To protect the cells and organ systems of the body against reactive oxygen species, humans have evolved a highly sophisticated and complex antioxidant protection system. It involves a variety of components, both endogenous and exogenous in origin, that function interactively and synergistically to neutralize free radicals.
These components include:
• Nutrient-derived antioxidants like ascorbic acid (vitamin C), tocopherols and tocotrienols (vitamin E), carotenoids, and other low molecular weight compounds such as glutathione and lipoic acid.
• Antioxidant enzymes, e.g., superoxide dismutase, glutathione peroxidase, and glutathione reductase, which catalyze free radical quenching reactions.
• Metal binding proteins, such as ferritin, lactoferrin, albumin, and ceruloplasmin that sequester free iron and copper ions that are capable of catalyzing oxidative reactions.
• Numerous other antioxidant phytonutrients present in a wide variety of plant foods.
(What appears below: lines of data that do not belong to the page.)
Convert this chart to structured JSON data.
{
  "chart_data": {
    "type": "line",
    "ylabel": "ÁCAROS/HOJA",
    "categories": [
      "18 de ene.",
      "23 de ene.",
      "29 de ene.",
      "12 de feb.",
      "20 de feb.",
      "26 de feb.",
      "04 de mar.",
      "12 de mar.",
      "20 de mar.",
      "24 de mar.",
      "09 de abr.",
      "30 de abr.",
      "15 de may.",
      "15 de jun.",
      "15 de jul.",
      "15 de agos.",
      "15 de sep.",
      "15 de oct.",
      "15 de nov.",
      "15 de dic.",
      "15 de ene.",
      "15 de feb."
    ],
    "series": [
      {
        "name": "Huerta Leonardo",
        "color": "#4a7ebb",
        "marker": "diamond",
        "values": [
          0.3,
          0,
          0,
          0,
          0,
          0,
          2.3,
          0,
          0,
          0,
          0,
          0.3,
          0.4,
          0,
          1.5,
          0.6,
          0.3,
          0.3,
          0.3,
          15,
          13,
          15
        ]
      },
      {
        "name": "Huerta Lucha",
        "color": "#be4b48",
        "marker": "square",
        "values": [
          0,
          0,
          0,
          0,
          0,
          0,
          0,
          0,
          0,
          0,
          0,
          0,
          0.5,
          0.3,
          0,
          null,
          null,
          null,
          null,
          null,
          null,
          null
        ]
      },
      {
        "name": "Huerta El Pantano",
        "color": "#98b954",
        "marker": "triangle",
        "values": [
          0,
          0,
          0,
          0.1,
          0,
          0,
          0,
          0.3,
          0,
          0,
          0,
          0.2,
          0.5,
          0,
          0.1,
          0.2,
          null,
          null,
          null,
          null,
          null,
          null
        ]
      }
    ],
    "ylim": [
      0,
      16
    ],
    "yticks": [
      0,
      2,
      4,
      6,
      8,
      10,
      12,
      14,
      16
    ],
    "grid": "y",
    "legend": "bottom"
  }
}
Free radical production occurs continuously in all cells as a by-product of cell metabolism. In tandem, the human body has developed endogenous antioxidant systems as well as taken advantage of dietary exogenous antioxidants to process and detoxify free radicals appropriately. However, certain conditions may increase free radical production beyond the body’s endogenous and exogenous antioxidant systems. The neonatal period is a vulnerable time for free radical damage and injury, particularly for preterm infants whose antioxidant defense systems have not fully matured. Endogenous and passively acquired exogenous antioxidant defense systems do not accelerate in maturation until late in the third trimester.